"Did she speak of returning here?"
"No. I wish I'd incouraged her!" her zeal reaching fever-heat in this hinted tragedy. "She come in an' thanked me very gravely, an' said she would probably never see the old house ag'in. Poor thing! She gave George some money, which wa'n't at all necessary, I'm sure."
"If she did not expect to see the house again, she meant to leave the city," said Van Ness when he was again in the street. "She will be easily traced at the railway-stations."
But in this he was disappointed. Young women dressed in the uniform travelling costume daily came and went in troops through the avenues of travel: a dozen indifferent ticket-agents had hazy recollections of this especial traveller on her way to Boston, to San Francisco, to Baltimore. Mr. Van Ness, too, found that his own social dignity and prominence sorely hindered his researches. Everybody in the city knew Pliny Van Ness by sight. It would not do for him, as for any common man, to go from office to office inquiring for the heroine of a mysterious elopement. The Christian humanitarian must keep his garments clean of suspicion as jealously as Caesar's wife.
Reporters, too, had their eyes upon him, turn which way he would, for the opinions and movements of Mr. Van Ness had long furnished welcome material for the columns of "Personals" in the morning journals. What if a hint of this episode of his marriage and his wife's disappearance should creep into the blatant newspapers? He moved, threatened, hampered, by this open-day terror, one unsuccessful day slipping into another until three weeks had gone by.
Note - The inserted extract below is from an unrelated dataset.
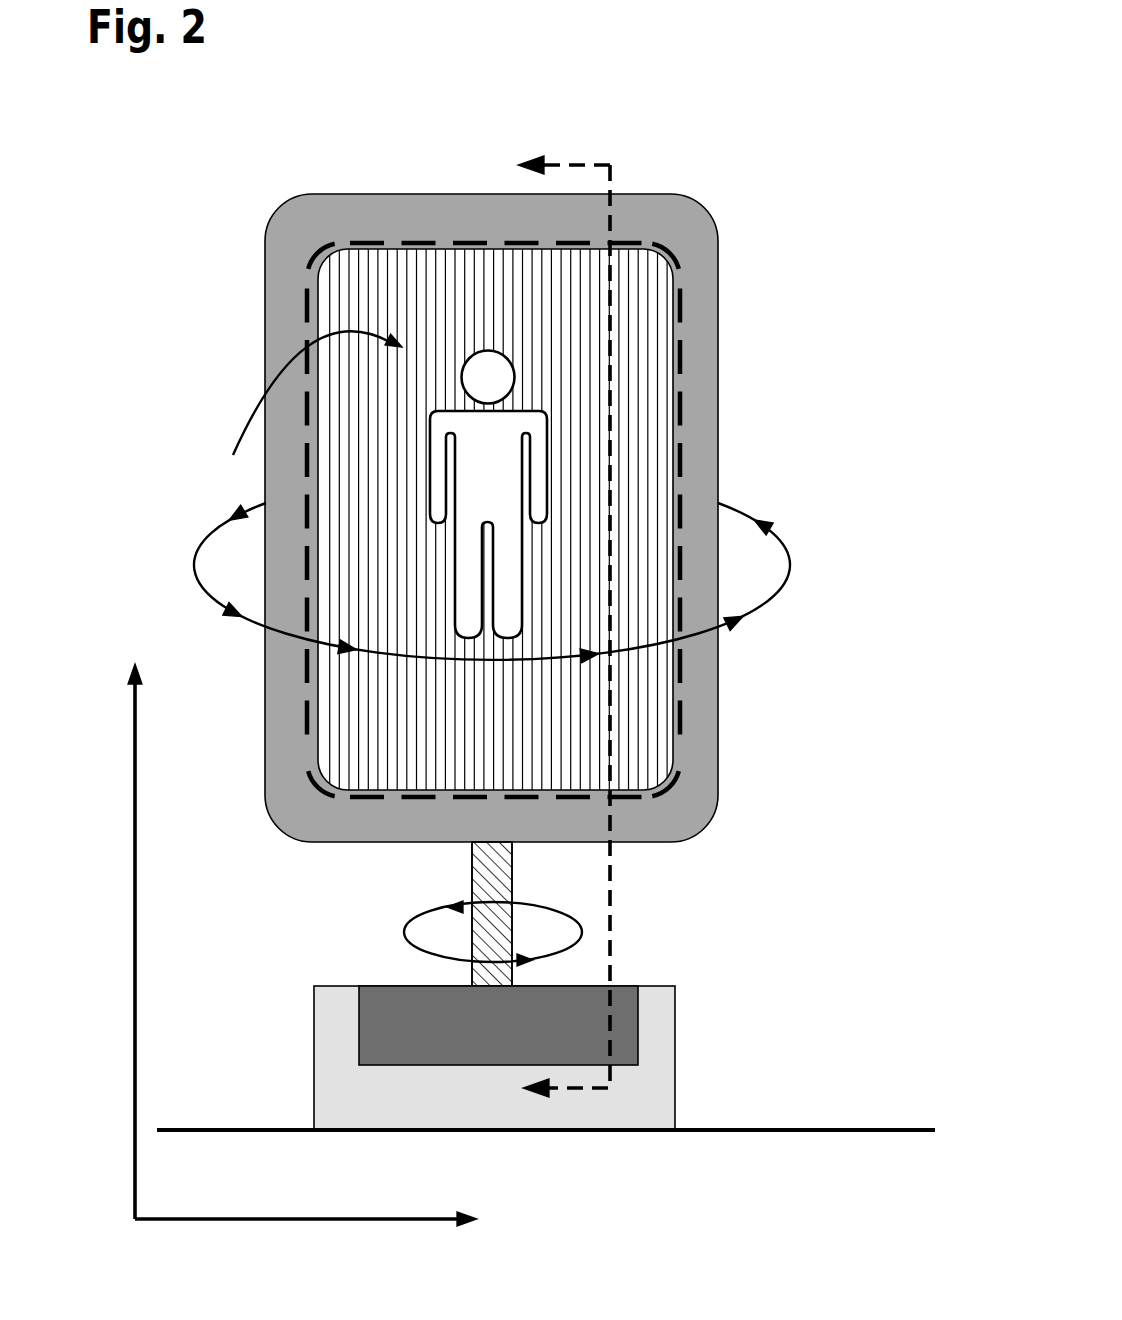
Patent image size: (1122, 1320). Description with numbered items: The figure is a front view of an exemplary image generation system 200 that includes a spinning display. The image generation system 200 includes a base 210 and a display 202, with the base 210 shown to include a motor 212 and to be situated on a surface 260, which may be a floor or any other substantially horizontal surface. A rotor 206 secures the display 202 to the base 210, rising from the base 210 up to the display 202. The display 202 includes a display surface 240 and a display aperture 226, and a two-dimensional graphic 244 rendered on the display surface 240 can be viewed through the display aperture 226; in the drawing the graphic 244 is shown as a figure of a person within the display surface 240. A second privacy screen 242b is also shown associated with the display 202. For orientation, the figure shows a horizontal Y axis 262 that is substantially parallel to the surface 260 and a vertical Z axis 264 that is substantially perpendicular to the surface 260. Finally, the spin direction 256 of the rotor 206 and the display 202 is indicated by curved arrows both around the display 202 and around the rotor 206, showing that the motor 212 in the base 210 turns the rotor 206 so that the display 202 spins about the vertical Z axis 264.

Early one chilly October morning he found himself without any definite aim knocking at Mrs. Crawford's door, and was welcomed by her with effusion, for she had supposed her chance of any share in the tragedy to be gone.
"And you hain't found her yet, eh? Dear! dear! If I'd only knowed in time! It's told on you, sir. Yes, indeed. You've aged considerable in this month."
The only real change in Van Ness was a certain new alien expression which was now and then perceptible under the blandishment of his smile, like some savage beast peeping out from behind the painted canvas of his cage. His news from the lawyer in New York was unsatisfactory; he was baffled at every turn by insignificant difficulties in his search for Jane; there was every temptation for the beast which was in him to break its bonds. But luck had turned for him.
"Dear! dear!" continued Mrs. Crawford. "Have you tried the police? Though they're of little account. She could not have come to any bodily harm. The dog would protect her."
"Dog? You said nothing about a dog. Had she that damnable brute with her?" starting up.